When the Best Coffee Wasn’t Meant for Us

Kenya grows some of the finest coffee.
That part is not in question.

What is often misunderstood is who that coffee was meant for.


For most of its history, coffee in Kenya was never grown with Kenyans in mind. Like tea, like roses, like so many other so-called “cash crops,” coffee was cultivated for export — first under colonial rule, and then carried forward through post-independence systems that barely shifted the logic of who produces and who consumes.

Farmers worked the land. Carefully. Skillfully. Generationally.

But the finished product — the roasted, branded, beautifully packaged coffee — was destined for Europe, and later other parts of the world. Kenyan coffee became something to be celebrated abroad, while remaining strangely absent at home.

Tea became the daily ritual.
Coffee became the commodity.

For a long time, if Kenyans wanted to drink coffee the way the world drank Kenyan coffee, they often had to buy it back — processed, packaged, and priced far beyond what most people could reasonably afford.

The irony is almost too neat: grow it here, export it there, re-import it later at a premium.

This wasn’t an accident.


During the colonial period, Africans were largely restricted — and at times outright prohibited — from growing coffee. It was reserved for white settlers, tightly regulated, closely controlled. When those restrictions were eventually lifted, African farmers entered systems that still prioritized export quality, foreign buyers, and global markets over local consumption.

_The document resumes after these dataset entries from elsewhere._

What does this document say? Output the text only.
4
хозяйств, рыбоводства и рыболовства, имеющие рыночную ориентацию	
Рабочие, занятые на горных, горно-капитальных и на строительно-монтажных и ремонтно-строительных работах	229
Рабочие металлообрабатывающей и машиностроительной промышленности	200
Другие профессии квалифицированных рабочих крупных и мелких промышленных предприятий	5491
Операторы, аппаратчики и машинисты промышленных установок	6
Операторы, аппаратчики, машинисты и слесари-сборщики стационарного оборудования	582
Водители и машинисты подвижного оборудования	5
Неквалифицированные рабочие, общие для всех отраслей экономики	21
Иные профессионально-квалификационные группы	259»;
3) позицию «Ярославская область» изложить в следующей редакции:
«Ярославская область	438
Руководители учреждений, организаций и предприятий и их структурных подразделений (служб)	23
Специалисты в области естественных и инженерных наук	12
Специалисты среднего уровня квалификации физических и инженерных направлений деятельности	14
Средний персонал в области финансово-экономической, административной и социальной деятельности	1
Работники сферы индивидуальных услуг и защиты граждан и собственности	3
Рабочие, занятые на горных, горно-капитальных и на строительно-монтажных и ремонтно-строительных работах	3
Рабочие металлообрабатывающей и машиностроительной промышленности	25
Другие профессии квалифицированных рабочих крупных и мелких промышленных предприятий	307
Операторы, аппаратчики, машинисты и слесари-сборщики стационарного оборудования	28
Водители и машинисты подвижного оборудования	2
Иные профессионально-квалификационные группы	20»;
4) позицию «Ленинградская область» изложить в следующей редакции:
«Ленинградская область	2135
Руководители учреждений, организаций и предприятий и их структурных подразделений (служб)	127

The infrastructure was never built for Kenyans to drink their own coffee.


So when Kenyans began to embrace coffee — particularly in urban centers — it didn’t arrive as a familiar, everyday drink.

It came wrapped in aspiration.
Sometimes imported.
Often expensive.

Something you encountered in hotels, airports, or Western-styled cafés. Not necessarily at home. And not necessarily as part of daily life.

Meanwhile, Kenyan beans were winning awards abroad.

Over time, things began to shift — slowly, and importantly. A local café culture emerged. Independent roasters began experimenting. Young Kenyans started reclaiming coffee as something that belonged to them too — not just something they exported and admired from a distance.


But the history still matters.

Because it explains why Kenyan coffee could be world-famous and yet felt oddly disconnected from everyday Kenyan life. Why pride and irony sit side by side in the same cup. Why drinking Kenyan coffee — whether in Nairobi, London, or the diaspora — is never just about taste.

It’s about access.
It’s about ownership.
It’s about finally being invited to the table where your labor has always fed others.

At Jamin Coffee, we hold that history with care.

Not to dwell in it, but to understand it — and to move forward with intention.

Because honoring where coffee comes from also means asking who gets to enjoy it, who benefits from it, and how we build something more rooted, more equitable, and more human.

We carry this history with care — not as a grievance, but as a grounding. We embrace the opportunities we have today. To build partnerships across borders without forgetting the hands, the soil, and the stories that made it all possible. The future of Kenyan coffee is bright, and we’re excited to help shape it — rooted in memory, open to collaboration, and guided by respect.